TensorShape([128, None, 114])

In [18]:
mlp_block2 = mm.MLPBlock(
                [128,dmodel],
                activation='relu',
                no_activation_last_layer=True,
            )

CategoricalOutput class has the functionality to do weight-tying, when we provide the EmbeddingTable related to the target feature in the `to_call` method. 

**Weight Tying:** Sharing the weight matrix between input-to-embedding layer and output-to-softmax layer; That is, instead of using two weight matrices, we just use only one weight matrix. The intuition behind doing so is to combat the problem of overfitting. Thus, weight tying can be considered as a form of regularization.

In [19]:
item_id_name = train.schema.select_by_tag(Tags.ITEM_ID).first.properties['domain']['name']
print(item_id_name)

city_id


In [20]:
prediction_task= mm.CategoricalOutput(
    to_call=input_block["categorical"][item_id_name],
    logits_temperature=TEMPERATURE_SCALING,
)

In [21]:
model_transformer = mm.Model(dense_block, mlp_block2, prediction_task)

In [22]:
optimizer = tf.keras.optimizers.Adam(
    learning_rate=LEARNING_RATE,
)

In [23]:
%%time
model_transformer.compile(run_eagerly=False, optimizer=optimizer, loss="categorical_crossentropy",
              metrics=mm.TopKMetricsAggregator.default_metrics(top_ks=[4])
             )
model_transformer.fit(train, batch_size=512, epochs=3, pre=mm.SequenceMaskRandom(schema=seq_schema, target=target, masking_prob=0.1))

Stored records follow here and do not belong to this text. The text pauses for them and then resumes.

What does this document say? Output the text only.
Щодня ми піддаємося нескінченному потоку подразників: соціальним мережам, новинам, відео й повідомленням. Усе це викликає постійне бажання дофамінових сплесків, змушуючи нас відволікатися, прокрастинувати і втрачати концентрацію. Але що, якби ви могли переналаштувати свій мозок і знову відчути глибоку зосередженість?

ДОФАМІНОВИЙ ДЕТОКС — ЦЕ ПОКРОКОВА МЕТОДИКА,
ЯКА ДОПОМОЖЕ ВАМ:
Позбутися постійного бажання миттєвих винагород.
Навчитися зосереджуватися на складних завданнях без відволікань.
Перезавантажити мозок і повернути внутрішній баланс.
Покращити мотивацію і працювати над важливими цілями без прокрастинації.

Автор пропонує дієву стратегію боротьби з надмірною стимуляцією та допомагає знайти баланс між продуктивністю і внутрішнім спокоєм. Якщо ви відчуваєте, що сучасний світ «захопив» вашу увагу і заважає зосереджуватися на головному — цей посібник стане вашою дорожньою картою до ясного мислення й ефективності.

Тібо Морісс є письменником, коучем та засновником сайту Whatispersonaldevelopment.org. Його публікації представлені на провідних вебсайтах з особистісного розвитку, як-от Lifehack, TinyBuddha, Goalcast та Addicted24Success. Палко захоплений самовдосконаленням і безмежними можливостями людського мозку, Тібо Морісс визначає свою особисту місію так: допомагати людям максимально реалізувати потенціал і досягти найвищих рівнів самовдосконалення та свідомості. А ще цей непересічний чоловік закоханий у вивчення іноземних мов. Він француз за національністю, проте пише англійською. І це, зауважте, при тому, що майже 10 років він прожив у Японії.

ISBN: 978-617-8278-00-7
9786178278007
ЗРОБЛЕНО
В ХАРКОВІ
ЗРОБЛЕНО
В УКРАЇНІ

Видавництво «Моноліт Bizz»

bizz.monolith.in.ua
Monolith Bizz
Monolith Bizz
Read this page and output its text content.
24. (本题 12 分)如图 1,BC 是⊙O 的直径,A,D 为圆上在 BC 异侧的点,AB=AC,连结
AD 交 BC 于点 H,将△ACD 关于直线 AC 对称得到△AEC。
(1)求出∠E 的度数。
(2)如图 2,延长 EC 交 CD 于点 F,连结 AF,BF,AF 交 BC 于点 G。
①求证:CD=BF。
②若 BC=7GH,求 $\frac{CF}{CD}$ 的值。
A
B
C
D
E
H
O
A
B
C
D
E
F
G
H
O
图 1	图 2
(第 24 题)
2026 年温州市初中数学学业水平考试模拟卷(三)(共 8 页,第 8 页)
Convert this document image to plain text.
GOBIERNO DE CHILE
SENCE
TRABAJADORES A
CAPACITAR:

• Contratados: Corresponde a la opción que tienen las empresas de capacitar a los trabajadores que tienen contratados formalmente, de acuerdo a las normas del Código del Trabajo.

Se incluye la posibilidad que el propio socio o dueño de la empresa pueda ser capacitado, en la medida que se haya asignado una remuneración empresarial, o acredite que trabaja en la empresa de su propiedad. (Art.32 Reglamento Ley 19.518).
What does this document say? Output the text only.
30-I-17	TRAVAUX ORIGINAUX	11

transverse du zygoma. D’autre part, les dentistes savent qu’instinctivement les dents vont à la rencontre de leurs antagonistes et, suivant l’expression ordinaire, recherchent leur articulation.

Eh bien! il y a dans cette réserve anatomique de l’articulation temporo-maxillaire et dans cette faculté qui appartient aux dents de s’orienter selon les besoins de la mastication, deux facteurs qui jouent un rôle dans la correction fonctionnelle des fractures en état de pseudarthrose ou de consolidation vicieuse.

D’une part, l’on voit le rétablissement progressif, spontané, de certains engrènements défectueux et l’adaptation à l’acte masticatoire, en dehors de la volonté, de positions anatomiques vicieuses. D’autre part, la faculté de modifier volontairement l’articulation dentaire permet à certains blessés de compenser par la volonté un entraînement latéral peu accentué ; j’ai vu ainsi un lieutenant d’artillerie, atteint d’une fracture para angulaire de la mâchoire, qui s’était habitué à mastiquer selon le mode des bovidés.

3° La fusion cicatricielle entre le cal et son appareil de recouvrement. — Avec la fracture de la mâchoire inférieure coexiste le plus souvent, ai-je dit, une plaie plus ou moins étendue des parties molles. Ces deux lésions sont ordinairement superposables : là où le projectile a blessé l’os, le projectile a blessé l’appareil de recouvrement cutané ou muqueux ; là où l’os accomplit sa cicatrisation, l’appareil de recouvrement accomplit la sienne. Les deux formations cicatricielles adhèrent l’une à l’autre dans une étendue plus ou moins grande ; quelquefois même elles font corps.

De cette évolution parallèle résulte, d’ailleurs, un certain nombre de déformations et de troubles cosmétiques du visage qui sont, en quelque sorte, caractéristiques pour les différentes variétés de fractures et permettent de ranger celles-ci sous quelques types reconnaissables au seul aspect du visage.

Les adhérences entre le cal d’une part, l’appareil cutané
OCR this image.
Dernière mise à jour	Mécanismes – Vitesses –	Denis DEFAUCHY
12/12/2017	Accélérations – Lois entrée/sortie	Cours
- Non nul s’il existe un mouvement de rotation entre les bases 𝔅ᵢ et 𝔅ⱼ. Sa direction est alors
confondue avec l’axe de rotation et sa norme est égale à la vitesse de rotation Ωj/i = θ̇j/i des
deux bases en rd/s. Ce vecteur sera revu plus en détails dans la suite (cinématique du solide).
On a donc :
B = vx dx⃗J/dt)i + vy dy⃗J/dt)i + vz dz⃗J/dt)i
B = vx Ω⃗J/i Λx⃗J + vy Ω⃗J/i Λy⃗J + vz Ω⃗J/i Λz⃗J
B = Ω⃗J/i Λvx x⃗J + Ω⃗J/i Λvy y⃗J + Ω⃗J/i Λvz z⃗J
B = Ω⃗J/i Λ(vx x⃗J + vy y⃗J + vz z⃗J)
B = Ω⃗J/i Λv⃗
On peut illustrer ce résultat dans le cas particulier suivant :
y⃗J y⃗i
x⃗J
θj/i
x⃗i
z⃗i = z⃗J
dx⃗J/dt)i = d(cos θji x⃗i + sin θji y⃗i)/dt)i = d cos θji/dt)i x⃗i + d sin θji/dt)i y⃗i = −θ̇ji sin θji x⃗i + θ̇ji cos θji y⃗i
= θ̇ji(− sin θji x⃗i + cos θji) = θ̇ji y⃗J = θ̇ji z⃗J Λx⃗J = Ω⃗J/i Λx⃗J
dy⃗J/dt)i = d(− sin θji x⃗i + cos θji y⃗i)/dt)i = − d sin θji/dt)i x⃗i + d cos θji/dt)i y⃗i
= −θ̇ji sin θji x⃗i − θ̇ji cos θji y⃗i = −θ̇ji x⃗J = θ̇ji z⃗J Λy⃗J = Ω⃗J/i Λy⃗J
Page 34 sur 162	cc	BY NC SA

2023-02-23 00:26:28.697454: I tensorflow/stream_executor/cuda/cuda_dnn.cc:424] Loaded cuDNN version 8700


Epoch 1/3






2023-02-23 00:26:53.317384: W tensorflow/core/grappler/optimizers/loop_optimizer.cc:907] Skipping loop optimization for Merge node with control input: model/sequential_block_4/xl_net_block/replace_masked_embeddings/RaggedWhere/Assert/AssertGuard/branch_executed/_170


Epoch 2/3
Epoch 3/3
CPU times: user 4min 49s, sys: 36.1 s, total: 5min 26s
Wall time: 4min 7s


<keras.callbacks.History at 0x7f8802818e50>

In [24]:
predict_last = mm.SequenceMaskLast(schema=seq_schema, target=target)

In [25]:
valid.schema = train.schema

In [26]:
model_transformer.evaluate(
    valid,
    batch_size=1024,
    pre=predict_last,
    return_dict=True
)

2023-02-23 00:30:27.757963: W tensorflow/core/grappler/optimizers/loop_optimizer.cc:907] Skipping loop optimization for Merge node with control input: model/sequential_block_4/xl_net_block/replace_masked_embeddings/RaggedWhere/Assert/AssertGuard/branch_executed/_131




{'loss': 0.3793621063232422,
 'recall_at_4': 0.47486501932144165,
 'mrr_at_4': 0.32167568802833557,
 'ndcg_at_4': 0.3602368235588074,
 'map_at_4': 0.32167568802833557,
 'precision_at_4': 0.11871625483036041,
 'regularization_loss': 0.0,
 'loss_batch': 0.3642217814922333}

- ReplaceMaskedEmbeddings and SequenceMaskRandom are used together: replacement embeddings are learned during the training
- ReplaceMaskedEmbeddings and SequencePredictNext are used together: replacement embeddings are not learned during the training

we can have an xlnet with `SequencePredictLast` and with a post with sequence summary set to last. This is about how we learn the representation of the sequence.